Deutschland gilt zwar mit über 25.000 Burgen als „Land der Burgen“, doch ist Frankreich mit über 43.000 Schlössern eindeutig das „Land der Schlösser“. Zu diesen zählen natürlich nicht nur die berühmten Königsschlösser von Versailles, Fontainebleau oder Chambord, sondern auch jeder als „Château“ zu bezeichnende einstige Landsitz eines Adligen.

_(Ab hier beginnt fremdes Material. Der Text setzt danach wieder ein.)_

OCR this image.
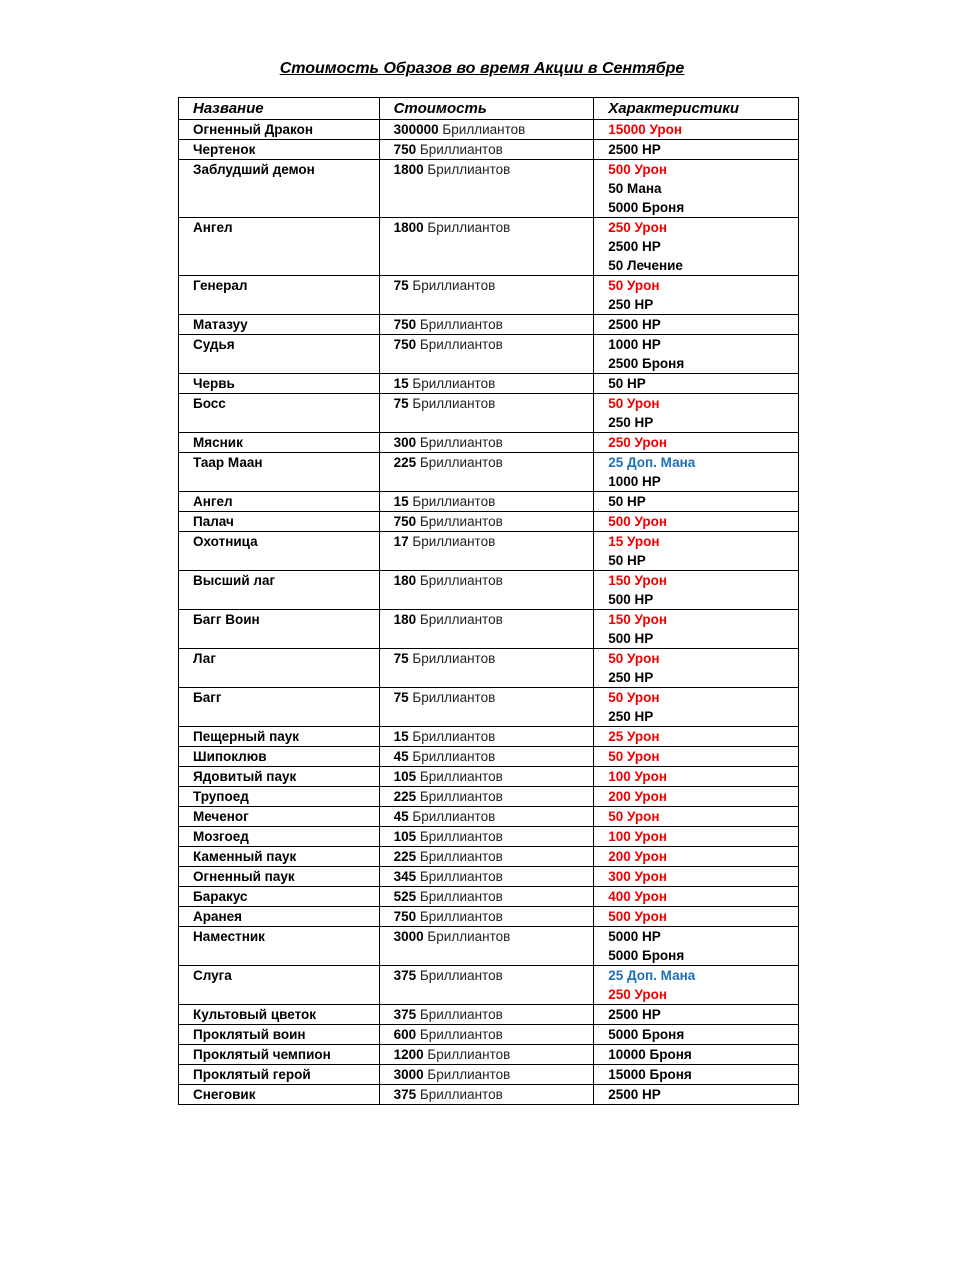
Стоимость Образов во время Акции в Сентябре
Название	Стоимость	Характеристики
Огненный Дракон	300000 Бриллиантов	15000 Урон

Чертенок	750 Бриллиантов	2500 HP

Заблудший демон	1800 Бриллиантов	500 Урон
50 Мана
5000 Броня

Ангел	1800 Бриллиантов	250 Урон
2500 HP
50 Лечение

Генерал	75 Бриллиантов	50 Урон
250 HP

Матазуу	750 Бриллиантов	2500 HP

Судья	750 Бриллиантов	1000 HP
2500 Броня

Червь	15 Бриллиантов	50 HP

Босс	75 Бриллиантов	50 Урон
250 HP

Мясник	300 Бриллиантов	250 Урон

Таар Маан	225 Бриллиантов	25 Доп. Мана
1000 HP

Ангел	15 Бриллиантов	50 HP

Палач	750 Бриллиантов	500 Урон

Охотница	17 Бриллиантов	15 Урон
50 HP

Высший лаг	180 Бриллиантов	150 Урон
500 HP

Багг Воин	180 Бриллиантов	150 Урон
500 HP

Лаг	75 Бриллиантов	50 Урон
250 HP

Багг	75 Бриллиантов	50 Урон
250 HP

Пещерный паук	15 Бриллиантов	25 Урон

Шипоклюв	45 Бриллиантов	50 Урон

Ядовитый паук	105 Бриллиантов	100 Урон

Трупоед	225 Бриллиантов	200 Урон

Меченог	45 Бриллиантов	50 Урон

Мозгоед	105 Бриллиантов	100 Урон

Каменный паук	225 Бриллиантов	200 Урон

Огненный паук	345 Бриллиантов	300 Урон

Баракус	525 Бриллиантов	400 Урон

Аранея	750 Бриллиантов	500 Урон

Наместник	3000 Бриллиантов	5000 HP
5000 Броня

Слуга	375 Бриллиантов	25 Доп. Мана
250 Урон

Культовый цветок	375 Бриллиантов	2500 HP

Проклятый воин	600 Бриллиантов	5000 Броня

Проклятый чемпион	1200 Бриллиантов	10000 Броня

Проклятый герой	3000 Бриллиантов	15000 Броня

Снеговик	375 Бриллиантов	2500 HP
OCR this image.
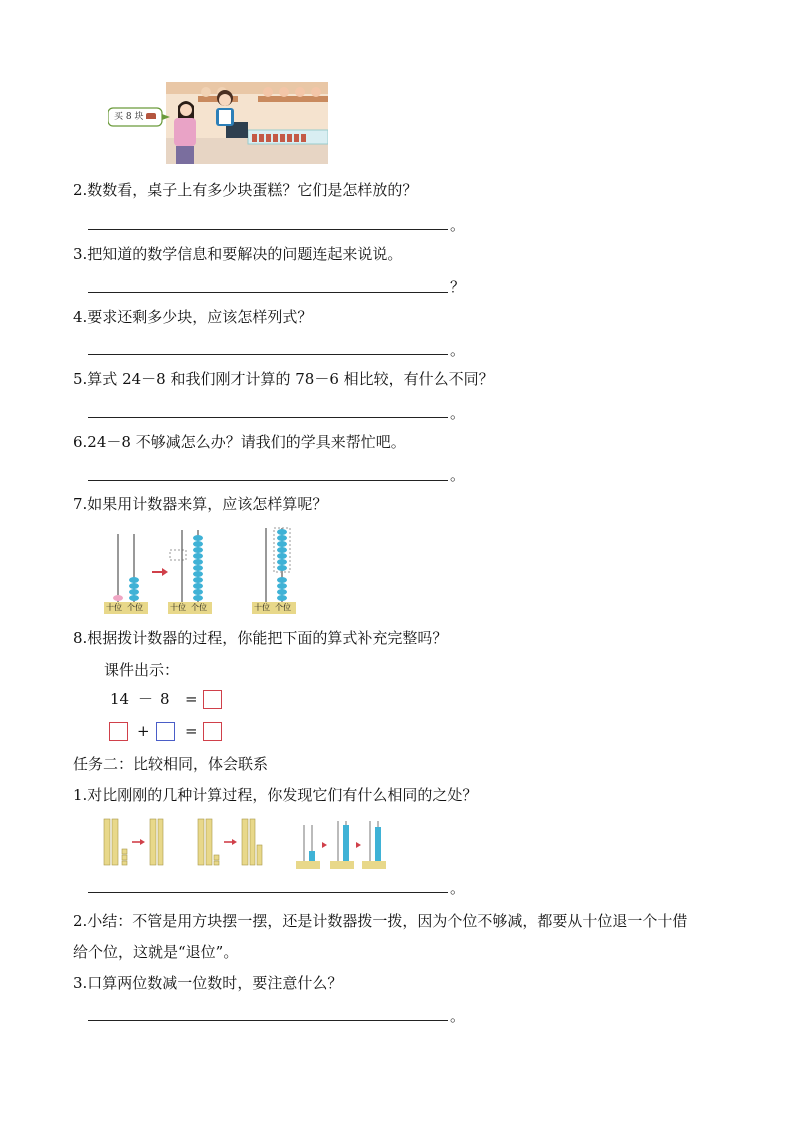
买 8 块
2.数数看，桌子上有多少块蛋糕？它们是怎样放的？
。
3.把知道的数学信息和要解决的问题连起来说说。
？
4.要求还剩多少块，应该怎样列式？
。
5.算式 24－8 和我们刚才计算的 78－6 相比较，有什么不同？
。
6.24－8 不够减怎么办？请我们的学具来帮忙吧。
。
7.如果用计数器来算，应该怎样算呢？
十位 个位	十位 个位	十位 个位
8.根据拨计数器的过程，你能把下面的算式补充完整吗？
课件出示：
14 － 8 =
+ =
任务二：比较相同，体会联系
1.对比刚刚的几种计算过程，你发现它们有什么相同的之处？
。
2.小结：不管是用方块摆一摆，还是计数器拨一拨，因为个位不够减，都要从十位退一个十借
给个位，这就是“退位”。
3.口算两位数减一位数时，要注意什么？
。
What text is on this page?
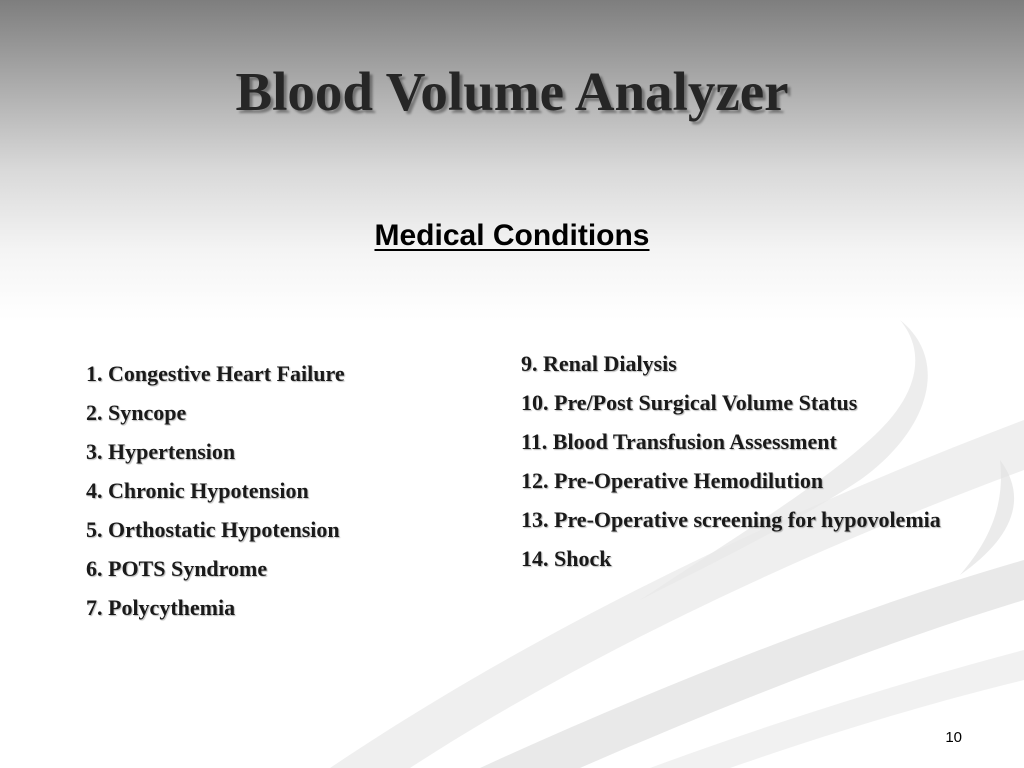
Blood Volume Analyzer
Medical Conditions
1. Congestive Heart Failure
2. Syncope
3. Hypertension
4. Chronic Hypotension
5. Orthostatic Hypotension
6. POTS Syndrome
7. Polycythemia
9. Renal Dialysis
10. Pre/Post Surgical Volume Status
11. Blood Transfusion Assessment
12. Pre-Operative Hemodilution
13. Pre-Operative screening for hypovolemia
14. Shock
10
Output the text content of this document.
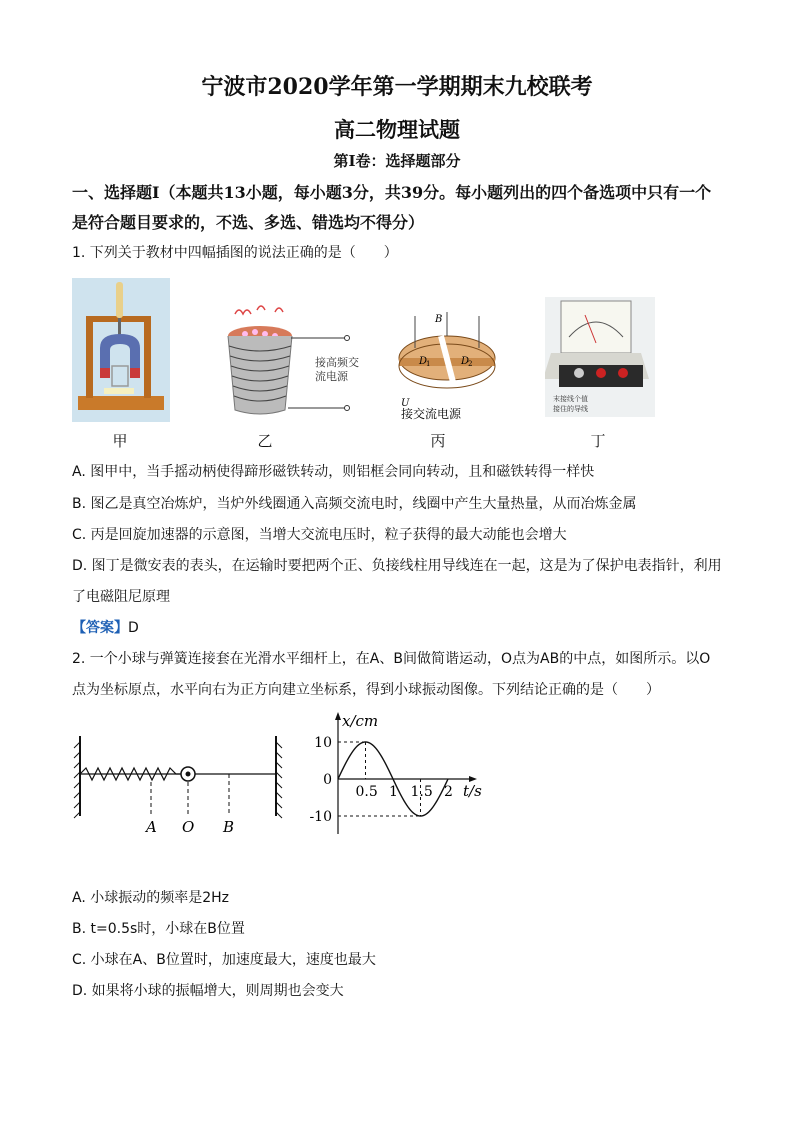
宁波市2020学年第一学期期末九校联考
高二物理试题
第Ⅰ卷：选择题部分
一、选择题Ⅰ（本题共13小题，每小题3分，共39分。每小题列出的四个备选项中只有一个
是符合题目要求的，不选、多选、错选均不得分）
1. 下列关于教材中四幅插图的说法正确的是（　　）
接高频交
流电源
B
D
1	D
2
U
接交流电源
末接线个值
接住的导线
甲	乙	丙	丁
A. 图甲中，当手摇动柄使得蹄形磁铁转动，则铝框会同向转动，且和磁铁转得一样快
B. 图乙是真空冶炼炉，当炉外线圈通入高频交流电时，线圈中产生大量热量，从而冶炼金属
C. 丙是回旋加速器的示意图，当增大交流电压时，粒子获得的最大动能也会增大
D. 图丁是微安表的表头，在运输时要把两个正、负接线柱用导线连在一起，这是为了保护电表指针，利用
了电磁阻尼原理
【答案】D
2. 一个小球与弹簧连接套在光滑水平细杆上，在A、B间做简谐运动，O点为AB的中点，如图所示。以O
点为坐标原点，水平向右为正方向建立坐标系，得到小球振动图像。下列结论正确的是（　　）
A O B
x/cm
t/s
0.5 1 1.5 2
10
0
-10
A. 小球振动的频率是2Hz
B. t=0.5s时，小球在B位置
C. 小球在A、B位置时，加速度最大，速度也最大
D. 如果将小球的振幅增大，则周期也会变大
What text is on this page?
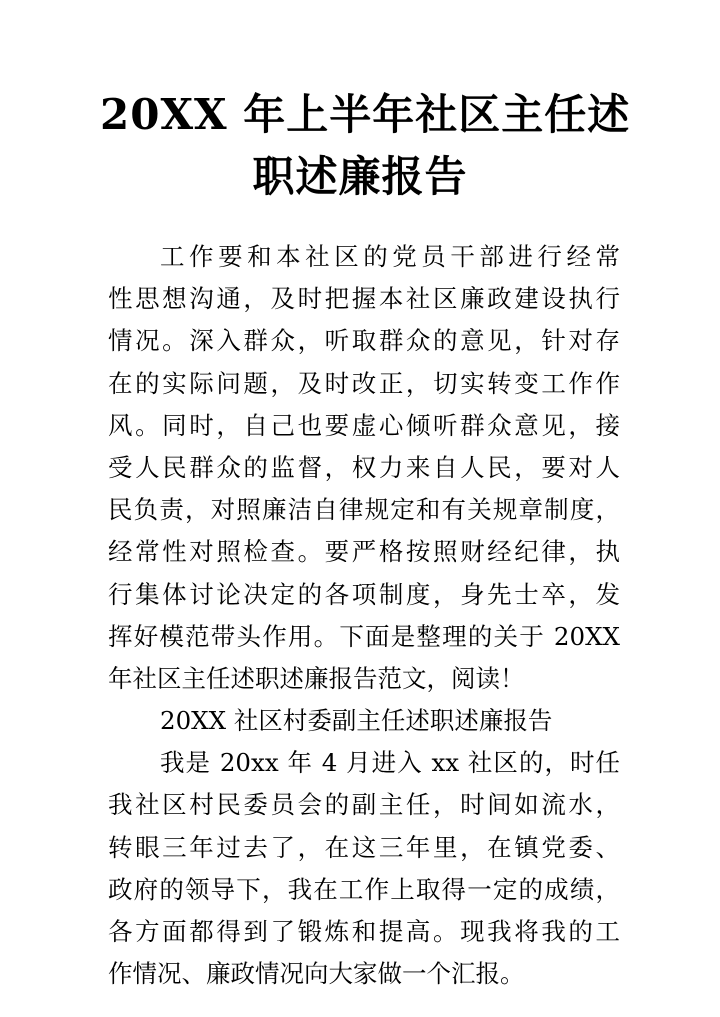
20XX 年上半年社区主任述
职述廉报告
工作要和本社区的党员干部进行经常
性思想沟通，及时把握本社区廉政建设执行
情况。深入群众，听取群众的意见，针对存
在的实际问题，及时改正，切实转变工作作
风。同时，自己也要虚心倾听群众意见，接
受人民群众的监督，权力来自人民，要对人
民负责，对照廉洁自律规定和有关规章制度，
经常性对照检查。要严格按照财经纪律，执
行集体讨论决定的各项制度，身先士卒，发
挥好模范带头作用。下面是整理的关于 20XX
年社区主任述职述廉报告范文，阅读！
20XX 社区村委副主任述职述廉报告
我是 20xx 年 4 月进入 xx 社区的，时任
我社区村民委员会的副主任，时间如流水，
转眼三年过去了，在这三年里，在镇党委、
政府的领导下，我在工作上取得一定的成绩，
各方面都得到了锻炼和提高。现我将我的工
作情况、廉政情况向大家做一个汇报。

Zu den überregional eher unbekannten „Châteaux“ gehört das in der Region Bourgogne-Franche-Comté im Département Côte d‘Or nördlich von Aiserey gelegene Château de Rouvres, dessen Baubeginn ins 12. Jahrhundert zurückreicht. 1852 trafen dort drei „königliche Schlossbesucher“ ein, die allerdings nicht aus dem „Morgenland“, sondern aus dem Königreich Sardinien-Piemont stammten, gerne „Italiener“ geworden wären, aber später „Franzosen“ werden mussten und die wir hier vorstellen dürfen:

1852 Sardinien
Es handelt sich um eine Faltbriefhülle, die mit 3 Briefmarken des Königreichs Sardinien-Piemont („Regno di Sardegna“) frankiert ist,welche König Viktor Emanuel II. (14.3.1820-9.1.1878; reg. seit 1849) zeigen. Er residierte im Palazzo Reale der Landeshauptstadt Turin, herrschte aber bis 1860 auch über Savoyen, französischsprachiges Stammland seiner Dynastie, so dass auch der Thermalbadeort Aix-les-Bains damals zu seinem Königreich gehörte. Die ersten sardischen Briefmarken wurden am 1.1.1851 verausgabt und umfassten die 3 Werte zu 5 Centesimi schwarz, 20 C blau und 40 C rosa, wobei der Standardwert zu 20 C mit Abstand am häufigsten Verwendung fand. Auf unserem Brief sehen wir ein waagerechtes Paar der 5 C schwarz, jedoch in der besonders seltenen Farbvariante sepia-schwarz, die als No. 1 f im Sassone-Katalog mit dem rund 6fachen Wert der Standardfarbe bewertet wird und somit als Paar, zudem auf Brief eine besondere Rarität darstellt. Zur Linken des Paares und Ergänzung als 50 C- Auslandsfrankatur verklebte der Absender die 40 C rosa, von der nicht viele Brieffrankaturen erhalten blieben. Auch diese Marke zeigt eine Besonderheit: Der breite linke Rand umfasst links auch den fast vollständigen Zierrand der Nachbarmarke, die aber einer anderen Gruppe im Druckbogen angehörte und durch einen Zwischensteg („interspazio di gruppo“) getrennt war. Mit Ausnahme der mittleren Marke weisen die durch sog. stumme Rhombenstempel sauber entwerteten Briefmarken Schnittmängel auf, das Briefpapier zudem Beförderungsspuren und Randläsuren. Aufgabeort war Aix-les-Bains, wie dessen herrlich klarer Doppelkreisortsstempel vom 22.5.1852 dokumentiert. Über Lyon und Dijon (rückseitige Transitstempel vom 24.5.) gelangte der wunderschöne Brief am 25.5. nach Genlis (17 km südöstlich von Dijon) von wo er nur noch 9 km nach Westen bis Rouvres-en-Plaine und dessen Château zurückzulegen hatte. Wie lange unsere „Schlossbesucher“ aus Aix-les-Bains, die nach dem italienischen Einigungskrieg von 1859 im „Tausch“ von Savoyen und Nizza mit der Lombardei „Franzosen“ unter Kaiser Napoleon III. wurden, auf Schloss Rouvres verweilten, bevor sie in eine andere Sammlung gelangten, wissen wir nicht.